BioJulia / XAM.jl

Parse and process SAM and BAM formatted files
MIT License
27 stars 13 forks source link

Add new interfaces for manipulating auxilary BAM fields #17

Open jakobnissen opened 5 years ago

jakobnissen commented 5 years ago

Add new interfaces for manipulating auxilary BAM fields

I've been working a bit with BAM files using BioAlignments the past days and have been looking through the source code. During the work, there was a few function I found that I missed from BioAlignments which would have my work easier. They would all be quite easy to implement, and I'd love to pitch a PR with the new interfaces + tests, but being interfaces, they're hard to change once released and very annoying to get wrong. So, let's discuss them first!

Phase out AuxData, or make it view-based.

Currently, an AuxData object can be created from the auxiliary data of a BAM record. In the current implementation It necessitates a copy of the data from the record, meaning that the user can manipulate the AuxData and seemingly succeeding, but without the record actually changing. Furthermore, most interfaces (all except iterate, AFAIK) for aux fields is currently implemented to work on Vector{UInt8} or on the records directly, making the AuxData type mostly obsolete. I suggest removing the object alltogether to avoid code duplication of functions acting on AuxData and Records and confusion about what the user is mutating. If this is not acceptable, then making the AuxData view-based.

get(record::BAM.Record, key::AbstractString, default)

Records work sort of like AbstractDict. In fact, the implemented AuxData type is a subtype of AbstractDict. But asking for a value with a default is very awkward for the user. I suggest adding this method, which is to completely mirror how it works for Dicts.

delete!(record::BAM.Record, key::AbstractString)

Actually changing the auxiliary fields of BAM.Record objects is difficult. Again, this one should simply mirror the similar method for Dicts. One could also think about adding pop!.

setindex!(record::BAM.Record, key::AbstractString, value)

This would also be useful to have. The value would be encoded and appended to the end of the data array. Probably a few different methods would have to be written, since the type of Value should only be an UInt8, Int32, Float32, String, or Vector{T} where T can be UInt8, Int8, UInt16, Int16, UInt32, Int32 or Float32.

Some new interface for making headers more easy

People can make all kinds of custom headers, but usually they just want the @SQ headers updated plus whatever non-SQ headers the program created. It's worth noting that BioAlignments make no checks for the header and records matching together, gladly writing a healthy-looking but unparsable (by htslib) BAM.file, so making it easy to not mess up the headers is rather important. I suggest making it easy to update the SQ headers. I'd like any suggestion here. I can imagine two new constructors for SAM.Header, namely SAM.Header(h::Sam.Header, records::Vector{BAM.Record}) and SAM.Header(records::Vector{BAM.Record}), the latter creating a header with the appropriate "SQ" headers, the former with the same, but keeping any non-SQ tags already present.

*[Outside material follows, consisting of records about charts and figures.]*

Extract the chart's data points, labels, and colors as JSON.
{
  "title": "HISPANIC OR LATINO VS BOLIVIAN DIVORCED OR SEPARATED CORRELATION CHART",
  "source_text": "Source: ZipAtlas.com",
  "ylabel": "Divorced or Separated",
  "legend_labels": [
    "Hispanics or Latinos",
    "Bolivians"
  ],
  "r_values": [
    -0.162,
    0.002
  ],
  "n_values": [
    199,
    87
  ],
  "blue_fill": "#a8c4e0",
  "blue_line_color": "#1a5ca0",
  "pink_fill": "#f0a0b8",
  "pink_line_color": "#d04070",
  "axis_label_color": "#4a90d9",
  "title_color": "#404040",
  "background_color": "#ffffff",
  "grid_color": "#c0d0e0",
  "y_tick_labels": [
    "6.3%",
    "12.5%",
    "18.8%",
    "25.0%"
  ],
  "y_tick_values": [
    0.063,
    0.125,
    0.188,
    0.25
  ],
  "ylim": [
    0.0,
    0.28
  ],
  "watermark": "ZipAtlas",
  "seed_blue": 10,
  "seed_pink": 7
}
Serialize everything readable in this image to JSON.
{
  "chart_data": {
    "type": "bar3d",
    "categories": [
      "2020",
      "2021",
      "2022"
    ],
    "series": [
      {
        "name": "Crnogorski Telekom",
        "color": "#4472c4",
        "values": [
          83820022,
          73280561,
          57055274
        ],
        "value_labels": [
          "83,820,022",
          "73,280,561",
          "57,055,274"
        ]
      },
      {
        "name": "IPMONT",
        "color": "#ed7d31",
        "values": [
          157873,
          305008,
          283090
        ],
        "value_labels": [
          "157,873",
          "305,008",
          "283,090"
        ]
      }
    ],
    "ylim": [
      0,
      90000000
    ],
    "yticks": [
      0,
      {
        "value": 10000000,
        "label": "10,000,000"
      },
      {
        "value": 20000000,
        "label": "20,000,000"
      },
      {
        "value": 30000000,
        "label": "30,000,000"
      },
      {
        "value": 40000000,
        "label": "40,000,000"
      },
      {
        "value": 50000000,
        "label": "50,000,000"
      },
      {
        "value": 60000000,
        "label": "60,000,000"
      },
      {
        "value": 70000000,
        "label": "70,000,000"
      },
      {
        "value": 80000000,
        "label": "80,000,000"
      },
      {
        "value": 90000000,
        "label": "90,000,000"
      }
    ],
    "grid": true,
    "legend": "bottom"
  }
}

jakobnissen commented 1 week ago

Once Julia 1.10 support is dropped (potentially years from now), we should use https://github.com/BioJulia/XAMAuxData.jl for this.

kescobo commented 1 week ago

I think if there's a reasonable case to be made, we don't need to go on supporting LTS with future versions.

If there's someone that comes saying "I absolutely need LTS", they can make the case, but I don't think it's worth accommodating that hypothetical user if there are concrete benefits to actual users right now.